April 30 is International Jazz Day, which was designated by the UN to celebrate jazz music worldwide. Professor Andy Hamilton is the Director of Aesthetics, Ethics, and Politics Research Cluster in the Department of Philosophy and he discusses his personal interest in jazz as well as the philosophy of improvisation below.
20th century philosophers have not been known for their love of jazz. Indeed one of the greatest, Adorno, is notorious for his apparent dislike of jazz, though probably he confused it with commercial dance-band music with a few hot solos – not quite the same thing. D.C. Stove's wittily-titled article "Karl Popper and the Jazz Age", published in Encounter in 1985, has fallen into such obscurity that I haven't been able to catch sight of it. But there are connections between philosophy and jazz, and philosophical questions that arise from the latter.

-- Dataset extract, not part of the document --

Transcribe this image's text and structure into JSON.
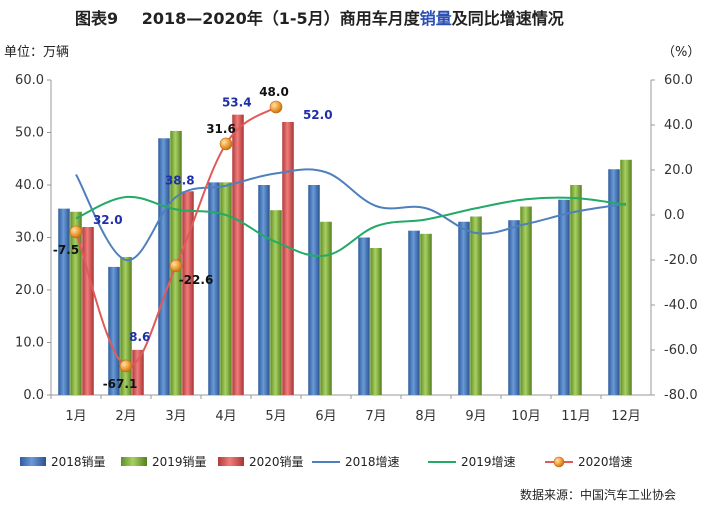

My own love of philosophy and love of jazz developed at the same time, but independently, while I was a student at St Andrews University from 1976. After I completed my PhD, also at St Andrews, I was inspired by discussions with Peter Jones at Edinburgh University to look at the question "How spontaneous does an improvisation have to be?" According to a report of the 1760s, Austrian composer and violinist Carl von Dittersdorf performed a violin concerto followed by an encore of brilliant "improvised" virtuosity which, he later admitted, had been prepared in advance. But then most jazz musicians up to the Swing Era of the 1930s would rehearse their solos. In Coleman Hawkins' "Wherever There's A Will, Baby" from 1929, the two issued takes show the saxophonist memorised patterns and repeated them exactly at crucial points such as at the beginning and the middle, but that the rest of his solo is more spontaneous. What does spontaneity amount to in improvised performances? And how does it matter aesthetically?

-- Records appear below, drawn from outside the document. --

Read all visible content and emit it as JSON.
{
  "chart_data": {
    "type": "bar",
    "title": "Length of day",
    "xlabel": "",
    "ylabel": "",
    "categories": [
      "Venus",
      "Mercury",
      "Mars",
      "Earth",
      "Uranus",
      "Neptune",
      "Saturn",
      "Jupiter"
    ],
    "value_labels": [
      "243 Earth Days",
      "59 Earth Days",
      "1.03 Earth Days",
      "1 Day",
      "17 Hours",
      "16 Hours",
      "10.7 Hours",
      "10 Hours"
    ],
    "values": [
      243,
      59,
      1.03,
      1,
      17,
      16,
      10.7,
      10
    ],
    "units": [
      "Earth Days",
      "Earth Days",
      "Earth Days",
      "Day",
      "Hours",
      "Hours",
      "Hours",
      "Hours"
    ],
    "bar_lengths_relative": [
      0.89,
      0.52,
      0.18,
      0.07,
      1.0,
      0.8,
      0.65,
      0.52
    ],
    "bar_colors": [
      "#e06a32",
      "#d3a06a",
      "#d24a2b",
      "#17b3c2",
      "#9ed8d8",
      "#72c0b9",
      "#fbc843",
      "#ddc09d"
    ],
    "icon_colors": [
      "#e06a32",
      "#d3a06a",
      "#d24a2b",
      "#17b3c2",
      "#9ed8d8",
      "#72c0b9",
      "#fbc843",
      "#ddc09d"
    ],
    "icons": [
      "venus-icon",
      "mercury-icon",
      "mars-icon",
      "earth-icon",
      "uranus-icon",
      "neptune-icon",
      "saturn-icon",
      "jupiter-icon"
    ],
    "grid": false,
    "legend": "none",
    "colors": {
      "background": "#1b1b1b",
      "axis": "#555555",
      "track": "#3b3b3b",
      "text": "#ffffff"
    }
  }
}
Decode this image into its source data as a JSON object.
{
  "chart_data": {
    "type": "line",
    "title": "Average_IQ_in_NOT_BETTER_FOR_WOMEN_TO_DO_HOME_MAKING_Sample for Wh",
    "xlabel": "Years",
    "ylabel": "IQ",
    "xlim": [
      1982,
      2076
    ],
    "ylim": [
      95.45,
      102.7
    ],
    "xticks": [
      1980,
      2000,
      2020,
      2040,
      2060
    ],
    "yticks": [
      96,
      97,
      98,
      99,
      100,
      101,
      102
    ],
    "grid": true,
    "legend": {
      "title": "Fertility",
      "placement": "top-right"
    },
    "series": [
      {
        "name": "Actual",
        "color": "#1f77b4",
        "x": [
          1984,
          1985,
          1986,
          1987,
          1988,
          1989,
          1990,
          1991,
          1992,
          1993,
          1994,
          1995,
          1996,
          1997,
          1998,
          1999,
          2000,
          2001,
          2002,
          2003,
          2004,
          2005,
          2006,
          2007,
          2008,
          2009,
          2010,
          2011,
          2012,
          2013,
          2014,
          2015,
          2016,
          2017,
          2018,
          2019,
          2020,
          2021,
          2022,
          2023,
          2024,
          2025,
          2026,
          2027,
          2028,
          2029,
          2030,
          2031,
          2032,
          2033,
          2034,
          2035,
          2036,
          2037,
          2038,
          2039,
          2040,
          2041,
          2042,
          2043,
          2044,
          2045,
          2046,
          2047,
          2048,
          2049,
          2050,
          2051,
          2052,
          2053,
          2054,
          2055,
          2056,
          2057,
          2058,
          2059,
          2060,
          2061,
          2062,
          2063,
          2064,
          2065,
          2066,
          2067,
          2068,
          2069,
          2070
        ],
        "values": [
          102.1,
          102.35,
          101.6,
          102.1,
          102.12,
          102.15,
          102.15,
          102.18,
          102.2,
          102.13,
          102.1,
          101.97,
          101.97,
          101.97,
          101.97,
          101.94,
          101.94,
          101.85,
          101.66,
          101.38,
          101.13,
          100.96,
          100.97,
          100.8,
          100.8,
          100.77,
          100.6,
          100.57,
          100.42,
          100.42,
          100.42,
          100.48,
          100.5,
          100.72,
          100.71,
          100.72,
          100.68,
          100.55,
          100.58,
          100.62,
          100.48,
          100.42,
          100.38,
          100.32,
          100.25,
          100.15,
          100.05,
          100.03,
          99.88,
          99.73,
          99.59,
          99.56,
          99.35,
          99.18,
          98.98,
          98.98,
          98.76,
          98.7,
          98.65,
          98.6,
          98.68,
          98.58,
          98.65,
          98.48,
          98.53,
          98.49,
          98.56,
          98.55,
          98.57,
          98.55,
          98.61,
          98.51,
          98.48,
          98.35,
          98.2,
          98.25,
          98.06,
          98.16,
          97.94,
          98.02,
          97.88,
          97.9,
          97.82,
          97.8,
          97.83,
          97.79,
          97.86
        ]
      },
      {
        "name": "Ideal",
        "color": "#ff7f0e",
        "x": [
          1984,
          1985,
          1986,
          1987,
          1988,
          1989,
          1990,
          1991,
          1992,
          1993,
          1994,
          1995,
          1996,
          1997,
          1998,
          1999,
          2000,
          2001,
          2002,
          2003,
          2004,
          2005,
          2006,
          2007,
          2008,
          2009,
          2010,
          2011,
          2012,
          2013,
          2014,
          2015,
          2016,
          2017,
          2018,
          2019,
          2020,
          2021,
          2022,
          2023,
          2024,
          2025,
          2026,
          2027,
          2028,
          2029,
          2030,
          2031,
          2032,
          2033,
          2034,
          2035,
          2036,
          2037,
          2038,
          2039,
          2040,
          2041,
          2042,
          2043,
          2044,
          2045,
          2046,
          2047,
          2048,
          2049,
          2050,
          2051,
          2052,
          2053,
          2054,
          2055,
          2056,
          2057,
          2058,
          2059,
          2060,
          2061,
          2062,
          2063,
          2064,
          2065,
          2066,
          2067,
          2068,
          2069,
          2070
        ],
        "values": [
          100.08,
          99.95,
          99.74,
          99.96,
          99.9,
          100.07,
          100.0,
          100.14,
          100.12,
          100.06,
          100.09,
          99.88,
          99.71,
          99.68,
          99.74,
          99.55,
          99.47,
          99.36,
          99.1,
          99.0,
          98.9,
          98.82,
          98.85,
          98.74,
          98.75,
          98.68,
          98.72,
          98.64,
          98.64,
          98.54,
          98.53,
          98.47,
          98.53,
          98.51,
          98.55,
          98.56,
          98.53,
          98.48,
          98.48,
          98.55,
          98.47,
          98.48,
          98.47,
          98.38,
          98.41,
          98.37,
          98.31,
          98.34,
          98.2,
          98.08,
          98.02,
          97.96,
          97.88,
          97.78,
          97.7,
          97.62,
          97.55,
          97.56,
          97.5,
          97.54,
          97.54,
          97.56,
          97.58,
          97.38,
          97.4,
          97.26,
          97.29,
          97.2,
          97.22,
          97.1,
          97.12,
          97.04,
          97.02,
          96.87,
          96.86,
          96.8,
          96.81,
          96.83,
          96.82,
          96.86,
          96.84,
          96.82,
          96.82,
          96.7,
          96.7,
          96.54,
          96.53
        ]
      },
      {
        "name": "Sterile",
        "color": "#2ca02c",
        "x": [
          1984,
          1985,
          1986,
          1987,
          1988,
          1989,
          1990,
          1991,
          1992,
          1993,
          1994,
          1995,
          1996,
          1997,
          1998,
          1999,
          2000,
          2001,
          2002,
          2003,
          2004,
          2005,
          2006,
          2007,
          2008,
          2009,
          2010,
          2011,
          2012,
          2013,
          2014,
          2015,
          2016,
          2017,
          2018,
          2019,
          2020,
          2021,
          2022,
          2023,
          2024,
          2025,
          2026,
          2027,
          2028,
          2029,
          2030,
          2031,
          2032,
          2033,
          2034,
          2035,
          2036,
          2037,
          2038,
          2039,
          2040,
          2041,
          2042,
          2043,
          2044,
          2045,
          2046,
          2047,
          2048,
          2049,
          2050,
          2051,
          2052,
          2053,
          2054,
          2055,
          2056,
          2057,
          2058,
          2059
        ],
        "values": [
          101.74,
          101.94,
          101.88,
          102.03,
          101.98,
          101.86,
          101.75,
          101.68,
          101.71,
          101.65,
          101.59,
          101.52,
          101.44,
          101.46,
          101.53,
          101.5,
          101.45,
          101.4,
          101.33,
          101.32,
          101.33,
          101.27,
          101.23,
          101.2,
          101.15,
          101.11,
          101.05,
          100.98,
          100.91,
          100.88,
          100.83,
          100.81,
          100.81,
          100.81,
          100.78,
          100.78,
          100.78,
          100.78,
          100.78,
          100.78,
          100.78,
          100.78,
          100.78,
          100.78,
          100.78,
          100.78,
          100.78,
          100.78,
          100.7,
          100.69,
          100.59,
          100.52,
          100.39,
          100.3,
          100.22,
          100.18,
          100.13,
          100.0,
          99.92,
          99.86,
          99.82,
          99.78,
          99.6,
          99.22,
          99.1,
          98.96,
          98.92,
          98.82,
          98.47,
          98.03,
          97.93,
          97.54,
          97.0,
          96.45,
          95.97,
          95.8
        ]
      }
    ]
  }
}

This question was central to my most important piece of jazz writing, the biography through conversation Lee Konitz: Conversations on the Improviser's Art. Lee Konitz is best-known for his work on Miles Davis's Birth Of The Cool sessions. Lee's album Lee Konitz With Warne Marsh, a famous recording on Atlantic Records from 1955, was one of the first jazz LPs I bought, and it remains one of my all-time favourites, a masterpiece of lucid, interactive small-group jazz. In my conversations for the book, however, it was surprising to hear Lee being critical of that music: "I was uncomfortable that day, so I didn’t really love the way I played". When I said how much I loved the album, he replied: "If I was able to play good enough to satisfy your standards, I feel that’s very important. But it didn’t satisfy mine, and that’s still more important for me." Lee's artistic standards were of the highest. After his death in 2020, his words seem to take on a resonance, weight and clarity, arising from his many years of daily reflection on an unusual and demanding art.
One can philosophise about jazz, like any human activity, in particular by considering these questions about improvisation. Since my Konitz book appeared in 2007, I have got more involved in aesthetics, including the aesthetics of jazz, which I have taught both at undergraduate and postgraduate level. I am currently thinking about a biography of Billie Holiday, which will focus on how she is a supreme exponent – to me, the supreme exponent – of interpreting a lyric. She always makes the lyrics meaningful, in a way that many (most?) vocalists do not. That is a question about vocal improvisation, and a philosophical or aesthetic one.
A key concept in my understanding of improvisation is the aesthetics of imperfection, a concept provoked by the writings of jazz historian Ted Gioia, in particular his short book The Imperfect Art. Of all the work in my academic career, this seems to have garnered the most attention – perhaps surprisingly. I've written a few articles, and edited a collection, on the topic. "Imperfection" is not a negative concept, but on my view is premised on the performer's attitude to contingencies in the performing situation. The best improvisers, in my view, respond positively to unexpected occurrences such as an unusual acoustic, a faulty instrument, and so on – in contrast, rational planners find them a distraction.
As an academic subject, work on jazz is spread across several disciplines – musicology, sociology, philosophy, history. I'm very lucky that I've found a way of combining my love of philosophy and love of this music.